Equipment means all Equipment, as that term is defined in the Uniform Commercial Code as of the date hereof, of Debtor, including, without limitation, machinery, furniture, furnishings, and fixtures, and any and all goods used or bought for use in or being used or for use in the conduct of Debtor’s business and all goods used or bought for use in Debtor’s business which are not included within the definition of Inventory, and all accessions and additions thereto, replacements therefor, and substitutions therefor, supplies and motor vehicles, by the Debtor of whatsoever name, nature, kind or description, wherever located, and all additions and accessions thereto and replacements or substitutions therefor, and all pro­ceeds thereof and all proceeds of any insurance thereon.

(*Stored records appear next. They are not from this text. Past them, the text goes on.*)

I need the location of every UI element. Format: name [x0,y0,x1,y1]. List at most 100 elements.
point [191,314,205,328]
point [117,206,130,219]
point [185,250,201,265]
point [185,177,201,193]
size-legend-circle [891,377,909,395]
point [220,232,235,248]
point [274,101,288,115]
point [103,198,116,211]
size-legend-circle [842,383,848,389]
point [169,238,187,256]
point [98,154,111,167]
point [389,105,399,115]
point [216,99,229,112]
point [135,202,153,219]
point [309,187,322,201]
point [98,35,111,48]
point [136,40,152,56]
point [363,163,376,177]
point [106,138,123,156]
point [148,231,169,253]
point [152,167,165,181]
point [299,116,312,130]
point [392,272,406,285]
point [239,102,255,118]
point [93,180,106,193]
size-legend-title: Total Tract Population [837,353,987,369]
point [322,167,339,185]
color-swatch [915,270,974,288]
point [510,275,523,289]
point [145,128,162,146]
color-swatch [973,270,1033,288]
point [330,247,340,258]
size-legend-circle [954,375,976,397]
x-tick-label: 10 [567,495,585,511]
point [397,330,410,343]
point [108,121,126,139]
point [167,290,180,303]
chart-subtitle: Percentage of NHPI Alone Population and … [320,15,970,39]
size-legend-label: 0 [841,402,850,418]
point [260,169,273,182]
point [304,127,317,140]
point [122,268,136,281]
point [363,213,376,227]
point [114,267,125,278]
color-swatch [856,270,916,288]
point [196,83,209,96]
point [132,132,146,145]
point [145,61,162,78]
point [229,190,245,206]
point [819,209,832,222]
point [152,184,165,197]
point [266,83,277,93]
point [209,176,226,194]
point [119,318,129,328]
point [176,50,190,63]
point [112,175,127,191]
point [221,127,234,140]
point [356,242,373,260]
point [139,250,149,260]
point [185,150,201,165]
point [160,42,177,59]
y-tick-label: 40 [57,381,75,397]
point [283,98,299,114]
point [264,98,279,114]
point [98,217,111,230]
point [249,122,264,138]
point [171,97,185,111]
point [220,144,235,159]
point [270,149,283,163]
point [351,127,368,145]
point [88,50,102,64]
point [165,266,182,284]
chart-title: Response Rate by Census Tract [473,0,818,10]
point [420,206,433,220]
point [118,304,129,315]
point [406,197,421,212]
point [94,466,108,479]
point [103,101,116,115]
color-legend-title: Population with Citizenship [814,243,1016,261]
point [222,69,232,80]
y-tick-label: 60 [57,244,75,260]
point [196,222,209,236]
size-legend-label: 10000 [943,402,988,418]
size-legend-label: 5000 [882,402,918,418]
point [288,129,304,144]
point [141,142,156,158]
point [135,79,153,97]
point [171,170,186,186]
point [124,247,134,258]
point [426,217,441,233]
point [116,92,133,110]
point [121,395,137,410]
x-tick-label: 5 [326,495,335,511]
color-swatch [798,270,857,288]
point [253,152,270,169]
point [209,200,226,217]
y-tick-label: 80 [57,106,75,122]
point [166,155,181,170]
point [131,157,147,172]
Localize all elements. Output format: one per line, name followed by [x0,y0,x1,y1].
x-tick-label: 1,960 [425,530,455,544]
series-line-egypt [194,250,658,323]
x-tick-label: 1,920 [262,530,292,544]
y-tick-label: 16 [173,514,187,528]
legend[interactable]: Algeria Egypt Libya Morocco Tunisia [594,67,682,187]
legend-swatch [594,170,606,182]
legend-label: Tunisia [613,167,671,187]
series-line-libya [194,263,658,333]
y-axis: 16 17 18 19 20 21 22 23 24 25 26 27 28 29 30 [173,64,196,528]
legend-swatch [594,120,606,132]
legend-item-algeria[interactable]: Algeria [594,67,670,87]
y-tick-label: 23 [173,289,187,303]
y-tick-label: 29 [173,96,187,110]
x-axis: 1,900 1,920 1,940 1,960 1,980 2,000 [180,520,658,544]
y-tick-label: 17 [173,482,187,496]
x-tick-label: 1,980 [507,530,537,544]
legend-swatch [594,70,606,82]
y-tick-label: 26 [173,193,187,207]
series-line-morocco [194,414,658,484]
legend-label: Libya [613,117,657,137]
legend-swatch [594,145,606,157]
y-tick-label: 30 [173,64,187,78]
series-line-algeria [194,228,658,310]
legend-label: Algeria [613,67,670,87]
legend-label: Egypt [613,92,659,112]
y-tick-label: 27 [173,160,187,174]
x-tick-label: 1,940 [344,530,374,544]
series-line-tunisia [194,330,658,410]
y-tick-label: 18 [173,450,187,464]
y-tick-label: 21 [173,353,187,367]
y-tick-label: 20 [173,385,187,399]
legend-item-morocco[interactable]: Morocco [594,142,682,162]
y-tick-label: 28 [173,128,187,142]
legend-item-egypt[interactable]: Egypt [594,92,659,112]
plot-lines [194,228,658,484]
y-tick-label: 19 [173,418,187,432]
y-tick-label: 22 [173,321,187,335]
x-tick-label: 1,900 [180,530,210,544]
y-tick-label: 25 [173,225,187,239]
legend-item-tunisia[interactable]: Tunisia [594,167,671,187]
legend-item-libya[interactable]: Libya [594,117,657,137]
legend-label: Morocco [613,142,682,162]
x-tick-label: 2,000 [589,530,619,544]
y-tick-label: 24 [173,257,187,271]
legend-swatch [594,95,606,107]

Inventory means all “Inventory” as that term is defined in the Uniform Commercial Code as of the date hereof, including, without limitation, any and all goods, merchandise or other personal property, wherever located and whether or not in transit which is or may at any time be held for sale or lease, or furnished or to be furnished under any contract of service or held as raw materials, work in process, supplies or materials used or consumed in the Debtor’s business, and all such property the sale or other disposition of which has given rise to Accounts, Chattel Paper, Documents, or Instruments and which has been returned to or repossessed or stopped in transit by the Debtor.

Letter-of-Credit Rights means “Letter-of-Credit Rights” as defined in the Uniform Commercial Code.

Supporting Obligations means “Supporting Obligations” as defined in the Uniform Commercial Code.

Tangible Chattel Paper means “Tangible Chattel Paper” as defined in the Uniform Commercial Code.